102. The formulation of claim 91, wherein said antioxidant is selected from the group consisting of 4,4 (2,3 dimethyl tetramethylene dipyrochatechol), Tocopherol-rich extract (natural vitamin E), .alpha.-tocopherol (synthetic Vitamin E), .beta.- tocopherol, .gamma.-tocopherol, .delta.-tocopherol, Butylhydroxinon, Butyl hydroxyanisole (BHA), Butyl hydroxytoluene (BHT), Propyl Gallate, Octyl gallate, Dodecyl Gallate, Tertiary butylhydroquinone (TBHQ), Fumaric acid, Malic acid, Ascorbic acid (Vitamin C), Sodium ascorbate, Calcium ascorbate, Potassium ascorbate, Ascorbyl palmitate, Ascorbyl stearate, Citric acid, Sodium lactate, Potassium lactate, Calcium lactate, Magnesium lactate, Anoxomer, Erythorbic acid, Sodium erythorbate, Erythorbin acid, Sodium erythorbin, Ethoxyquin, Glycine, Gum guaiac, Sodium citrates (monosodium citrate, disodium citrate, trisodium citrate), Potassium citrates (monopotassium citrate, tripotassium citrate), Lecithin, Polyphosphate, Tartaric acid, Sodium tartrates (monosodium tartrate, disodium tartrate), Potassium tartrates (monopotassium tartrate, dipotassium tartrate), Sodium potassium tartrate, Phosphoric acid, Sodium phosphates (monosodium phosphate, disodium phosphate, trisodium phosphate), Potassium phosphates (monopotassium phosphate, dipotassium phosphate, tripotassium phosphate), Calcium disodium ethylene diamine tetra-acetate (Calcium disodium EDTA), Lactic acid, Trihydroxy butyrophenone and Thiodipropionic acid.

103. The formulation of claim 1, wherein said core further comprises a chelating agent.

104. The formulation of claim 103, wherein said chelating agent comprises an anti-oxidant.

105. The formulation of claim 104, wherein said antioxidant is selected from the group consisting of antioxidants, dipotassium edentate, disodium edentate, edetate calciurn disodium, edetic acid, fumaric acid, malic acid, maltol, sodium edentate, and trisodium edetate.

106. The formulation of claim 1, wherein the formulation releases substantially no statin in vitro for at least about 1 hour.

107. The formulation of claim 1, wherein the formulation releases substantially no statin in vitro for at least about 90 minutes.

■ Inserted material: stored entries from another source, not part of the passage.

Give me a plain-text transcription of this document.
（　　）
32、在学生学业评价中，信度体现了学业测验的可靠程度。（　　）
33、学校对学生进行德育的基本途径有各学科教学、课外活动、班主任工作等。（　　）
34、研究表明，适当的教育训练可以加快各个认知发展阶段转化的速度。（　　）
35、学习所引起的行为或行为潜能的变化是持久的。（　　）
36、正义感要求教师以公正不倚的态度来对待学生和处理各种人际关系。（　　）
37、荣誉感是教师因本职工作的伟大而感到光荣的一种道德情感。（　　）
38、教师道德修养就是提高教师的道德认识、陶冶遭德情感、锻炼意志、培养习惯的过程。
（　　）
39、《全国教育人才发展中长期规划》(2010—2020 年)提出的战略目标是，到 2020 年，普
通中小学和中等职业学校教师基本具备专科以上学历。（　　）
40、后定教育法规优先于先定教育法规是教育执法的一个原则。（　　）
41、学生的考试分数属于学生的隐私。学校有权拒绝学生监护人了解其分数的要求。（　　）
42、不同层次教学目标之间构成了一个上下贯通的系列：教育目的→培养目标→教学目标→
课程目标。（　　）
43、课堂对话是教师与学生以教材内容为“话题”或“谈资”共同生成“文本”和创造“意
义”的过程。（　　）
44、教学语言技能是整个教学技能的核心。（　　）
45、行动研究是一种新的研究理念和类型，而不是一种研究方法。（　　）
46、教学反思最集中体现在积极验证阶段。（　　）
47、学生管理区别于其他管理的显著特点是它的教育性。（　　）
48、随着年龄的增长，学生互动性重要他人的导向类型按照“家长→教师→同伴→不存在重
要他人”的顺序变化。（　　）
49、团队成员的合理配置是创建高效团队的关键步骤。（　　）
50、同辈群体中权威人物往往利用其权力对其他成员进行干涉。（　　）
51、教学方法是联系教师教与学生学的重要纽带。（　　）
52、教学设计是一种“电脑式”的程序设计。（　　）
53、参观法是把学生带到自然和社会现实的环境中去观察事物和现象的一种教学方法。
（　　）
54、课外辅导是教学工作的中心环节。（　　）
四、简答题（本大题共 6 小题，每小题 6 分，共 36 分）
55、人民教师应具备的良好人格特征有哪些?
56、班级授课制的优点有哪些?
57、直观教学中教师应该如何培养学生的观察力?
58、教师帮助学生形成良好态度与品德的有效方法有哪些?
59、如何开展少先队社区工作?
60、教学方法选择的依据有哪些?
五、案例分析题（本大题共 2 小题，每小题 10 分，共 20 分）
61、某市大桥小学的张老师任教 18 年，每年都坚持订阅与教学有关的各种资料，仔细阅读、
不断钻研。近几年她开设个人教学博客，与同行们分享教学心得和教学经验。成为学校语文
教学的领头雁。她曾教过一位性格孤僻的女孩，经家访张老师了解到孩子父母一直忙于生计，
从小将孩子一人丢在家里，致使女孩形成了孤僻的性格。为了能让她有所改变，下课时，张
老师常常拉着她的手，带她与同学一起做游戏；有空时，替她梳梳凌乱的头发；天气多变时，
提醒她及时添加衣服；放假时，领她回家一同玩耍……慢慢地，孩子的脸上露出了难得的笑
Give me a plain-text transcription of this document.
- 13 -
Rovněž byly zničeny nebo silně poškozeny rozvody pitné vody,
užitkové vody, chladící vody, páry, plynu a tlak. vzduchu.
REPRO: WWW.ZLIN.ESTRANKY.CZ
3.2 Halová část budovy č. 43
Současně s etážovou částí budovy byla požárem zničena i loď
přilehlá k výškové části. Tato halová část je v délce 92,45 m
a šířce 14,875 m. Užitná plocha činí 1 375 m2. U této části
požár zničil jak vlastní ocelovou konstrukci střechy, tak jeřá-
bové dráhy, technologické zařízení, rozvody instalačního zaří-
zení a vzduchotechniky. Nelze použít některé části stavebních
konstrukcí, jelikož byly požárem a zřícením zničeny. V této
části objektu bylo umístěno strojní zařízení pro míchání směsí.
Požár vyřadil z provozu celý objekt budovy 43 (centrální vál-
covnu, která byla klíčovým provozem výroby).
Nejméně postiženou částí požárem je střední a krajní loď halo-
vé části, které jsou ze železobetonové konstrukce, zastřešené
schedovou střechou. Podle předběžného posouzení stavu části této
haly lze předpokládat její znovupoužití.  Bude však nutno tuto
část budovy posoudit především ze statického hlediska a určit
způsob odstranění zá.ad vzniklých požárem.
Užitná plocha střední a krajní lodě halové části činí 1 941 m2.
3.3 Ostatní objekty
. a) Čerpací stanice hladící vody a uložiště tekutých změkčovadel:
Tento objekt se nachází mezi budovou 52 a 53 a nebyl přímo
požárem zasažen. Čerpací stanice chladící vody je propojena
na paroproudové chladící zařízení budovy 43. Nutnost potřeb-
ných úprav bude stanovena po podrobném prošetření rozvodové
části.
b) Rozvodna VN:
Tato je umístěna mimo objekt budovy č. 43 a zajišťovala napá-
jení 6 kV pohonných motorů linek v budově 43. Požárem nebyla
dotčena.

108. The formulation of claim 1, wherein the formulation releases substantially no statin in vitro for at least about 2 hours.

109. The formulation of claim 1, wherein at least about 60% of the statin is released in vitro about one hour after said delayed burst release occurs.

110. The formulation of claim 1, characterized in that the in vivo blood plasma concentration of statin, a pharmaceutically acceptable salt or ester thereof is substantially zero for at least about two hours after oral administration and is controlled by the lag time, providing an enhanced bioavailability of a statin or an active form thereof, relative to that resulting from the administration of an equivalent dose of the conventional immediate release formulations.

111. A modified release formulation for providing an enhanced bioavailability of a statin or active form thereof, relative to that resulting from administration of an equivalent dose of the conventional immediate release formulations, comprising:

a core and an outer coating that surrounds the core; said core comprising a statin, a pharmaceutically acceptable salt or ester thereof, and said coating comprising a two-layer coating comprising a rupturing outer layer and swellable inner layer.

112. The formulation of claim 111, wherein said two-layer coating ruptures independently of said core.

113. The formulation of claims 111 or 112, wherein said inner layer comprises a disintegrant.

114. The formulation of claim 1wherein said statin is selected from the group comprising simvastatin, beta-hydroxy acid simvastatin, lovastatin, mevastatin, pravastatin, fluvastatin, atorvastatin, pitavastatin, rivastatin and cerivastatin, or pharmaceutically acceptable salts and /or esters thereof.

115. The formulation of claim 114 wherein said statin comprises simvastatin.